Suchita Kumar, a second-year physiological science student, said she designed a fashion line fusing children’s wear with late 20th-century trends. The six-look collection will be featured Thursday as part of the annual Fashion and Student Trends runway show. Kumar’s line, titled “Shaila,” is inspired by childhood memories of rummaging through her mother’s closet for clothes that she then paired with her own, she said.
“I really like incorporating things from ’90s and ’80s children fashion, and even current children’s fashion and seeing how that can be modified to work for adult fashion,” Kumar said.
Kumar’s secret trips into her mother’s closet often involved mixing and matching their clothes, she said. Shaila Kumar, Suchita’s mother, said her daughter would also dress her younger siblings.
“I was going through (old) pictures, and I saw one of her sister wrapped with the blanket going over one shoulder, like a one-shoulder dress,” Shaila Kumar said. “I guess that aspect of creativity was still there back then.”
Growing up in Bangalore, India, Suchita Kumar found herself wearing a school uniform most of the time, limiting her opportunities to experiment with clothing. But going through the vibrant colors and patterns of her mom’s closet piqued her interest in the enjoyable side of fashion, she said. Following her move to Los Angeles, she faced fewer limitations on what she could wear in public, which rapidly grew her inclination toward fashion.
To recreate her childhood fashion experiments, Kumar said she used fabrics and colors similar to those she found in her mother’s closet. Her mother had a wealth of silk and satin garments, as well as a multitude of sheer, chiffon pieces of both Western and traditional Indian wear.
Kumar said her mother often wore brightly colored, heavy fabrics paired with sheer, light fabrics. While she visited Bangalore in the summer, Kumar and her mother shopped for fabric together, picking out bold-colored satin and netted tulle.
“(My mother) helped a lot with the narrative component of it, telling me what she remembers was fashionable when she was buying these clothes,” Kumar said.
Though all her pieces share a white and primary colors scheme, she said each outfit is best suited for a different occasion. The formality of the looks will progress throughout the show, the first outfit being a casual dress and the last an evening gown.
Many sources inspired the collection: some items are western renditions of traditional Indian garments. One of her looks is inspired by an “anarkali” – a long, A-line top traditionally paired with matching bottoms. Though her piece has a similar cut, its sheer material and lack of bottoms reimagines the Indian ensemble in a Western style, she said. Her final two looks are accessorized with a “dupatta,” a scarf that is a staple in Indian dress. Made from white tulle and red satin, the dupattas cover the models’ necks, accompanying a tube top in one outfit and a formal gown in the other.
Amy Fang, a second-year design media arts student and Kumar’s roommate, said Kumar would sew in their room whenever she had free time. Fang said Kumar would often bounce ideas off her during the conception phase of the line, and that she also helped with sewing.
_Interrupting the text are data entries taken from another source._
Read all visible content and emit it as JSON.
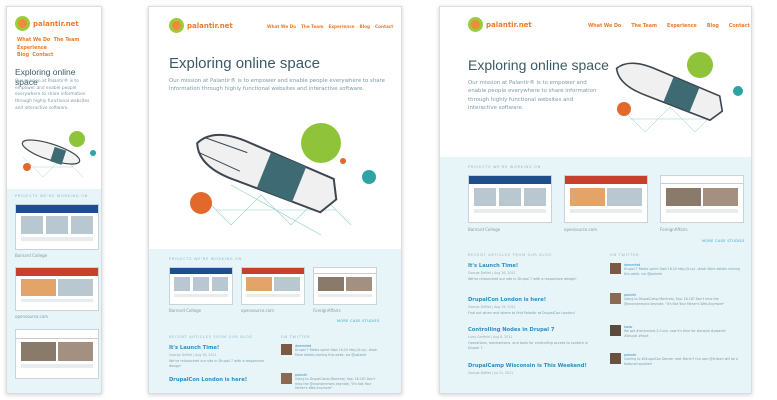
{
  "site": {
    "logo": "palantir.net",
    "nav": [
      "What We Do",
      "The Team",
      "Experience",
      "Blog",
      "Contact"
    ],
    "headline": "Exploring online space",
    "mission": "Our mission at Palantir® is to empower and enable people everywhere to share information through highly functional websites and interactive software."
  },
  "projects": {
    "label": "PROJECTS WE'RE WORKING ON",
    "items": [
      "Barnard College",
      "opensource.com",
      "ForeignAffairs"
    ],
    "more": "MORE CASE STUDIES"
  },
  "blog": {
    "label": "RECENT ARTICLES FROM OUR BLOG",
    "posts": [
      {
        "title": "It's Launch Time!",
        "meta": "George DeMet | Aug 26, 2011",
        "body": "We've relaunched our site in Drupal 7 with a responsive design!"
      },
      {
        "title": "DrupalCon London is here!",
        "meta": "George DeMet | Aug 19, 2011",
        "body": "Find out when and where to find Palantir at DrupalCon London!"
      },
      {
        "title": "Controlling Nodes in Drupal 7",
        "meta": "Larry Garfield | Aug 8, 2011",
        "body": "Operations, mechanisms, and tools for controlling access to content in Drupal 7."
      },
      {
        "title": "DrupalCamp Wisconsin is This Weekend!",
        "meta": "George DeMet | Jul 21, 2011",
        "body": ""
      }
    ]
  },
  "twitter": {
    "label": "ON TWITTER",
    "tweets": [
      {
        "user": "damented",
        "text": "Drupal 7 Media sprint Sept 16-20 http://t.co/...#aoh More details coming this week. via @palantir"
      },
      {
        "user": "palantir",
        "text": "Going to DrupalCamp Montreal, Sep. 16-18? Don't miss the @anonsimmons keynote, \"It's Not Your Father's Web Anymore\""
      },
      {
        "user": "kwoo",
        "text": "We got #ionfunnels 2.0 out, now it's time for #acquia #palantir #Drupal #hack"
      },
      {
        "user": "palantir",
        "text": "Coming to #DrupalCon Denver next March? Our own @kristen will be a featured speaker!"
      }
    ]
  },
  "colors": {
    "accent": "#f07a28",
    "heading": "#3c5a66",
    "link": "#2a8fc4",
    "section_bg": "#e7f5f9"
  }
}
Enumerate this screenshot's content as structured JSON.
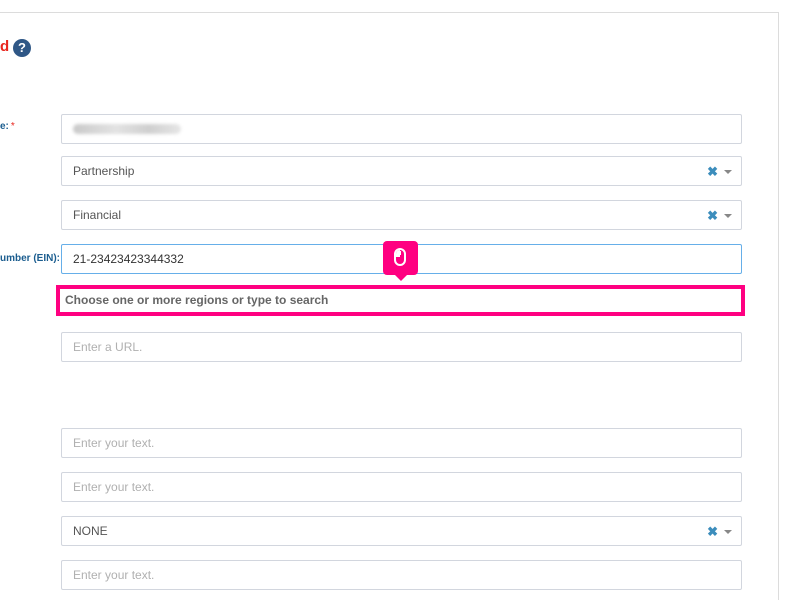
{
  "section": {
    "title": "d",
    "help_symbol": "?"
  },
  "fields": {
    "name": {
      "label_fragment": "e:",
      "required_mark": "*"
    },
    "entity_type": {
      "value": "Partnership",
      "clear_symbol": "✖"
    },
    "industry": {
      "value": "Financial",
      "clear_symbol": "✖"
    },
    "ein": {
      "label_fragment": "umber (EIN):",
      "value": "21-23423423344332"
    },
    "regions": {
      "placeholder": "Choose one or more regions or type to search"
    },
    "url": {
      "placeholder": "Enter a URL."
    },
    "text_1": {
      "placeholder": "Enter your text."
    },
    "text_2": {
      "placeholder": "Enter your text."
    },
    "option_select": {
      "value": "NONE",
      "clear_symbol": "✖"
    },
    "text_3": {
      "placeholder": "Enter your text."
    }
  },
  "colors": {
    "highlight": "#ff0081",
    "label": "#1b5d8f",
    "required": "#e8261e",
    "clear_icon": "#3c8dbc"
  },
  "icons": {
    "help": "help-icon",
    "clear": "clear-icon",
    "caret": "caret-down-icon",
    "cursor": "mouse-icon"
  }
}
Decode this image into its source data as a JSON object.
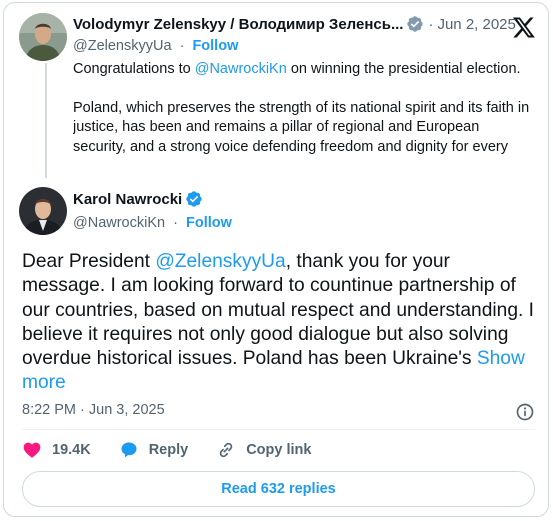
{
  "quoted": {
    "author_name": "Volodymyr Zelenskyy / Володимир Зеленсь...",
    "handle": "@ZelenskyyUa",
    "follow_label": "Follow",
    "date": "Jun 2, 2025",
    "line1_prefix": "Congratulations to ",
    "line1_mention": "@NawrockiKn",
    "line1_suffix": " on winning the presidential election.",
    "paragraph2": "Poland, which preserves the strength of its national spirit and its faith in justice, has been and remains a pillar of regional and European security, and a strong voice defending freedom and dignity for every"
  },
  "reply": {
    "author_name": "Karol Nawrocki",
    "handle": "@NawrockiKn",
    "follow_label": "Follow",
    "text_prefix": "Dear President ",
    "text_mention": "@ZelenskyyUa",
    "text_body": ", thank you for your message. I am looking forward to countinue partnership of our countries, based on mutual respect and understanding. I believe it requires not only good dialogue but also solving overdue historical issues. Poland has been Ukraine's ",
    "show_more": "Show more",
    "timestamp": "8:22 PM · Jun 3, 2025"
  },
  "actions": {
    "likes": "19.4K",
    "reply_label": "Reply",
    "copy_link_label": "Copy link"
  },
  "read_replies_label": "Read 632 replies",
  "colors": {
    "accent": "#1d9bf0",
    "like": "#f91880",
    "text": "#0f1419",
    "secondary": "#536471",
    "verified": "#1d9bf0"
  }
}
Kumar struggled with assembling muslin flowers onto a skirt, and Fang said struggling through these periods of frustration helped her roommate grow as a designer.
The concept for “Shaila” began as fond memories of her playing in her mother’s closet, and Shaila Kumar said Suchita has always dabbled in creative activities, such as knitting and creative writing, and she has enjoyed watching her childhood hobbies lead to the fashion line. Suchita Kumar said it was gratifying to make it all come together over the past year.
“It brings back that sense of nostalgia of rummaging through your mother’s closet and seeing what’s in there,” Suchita Kumar said. “(I’m) creating a novel experience where (the audience) gets to experience what it was like for me, … and how that experience was so foundational in the fashion choices (I made) later on.”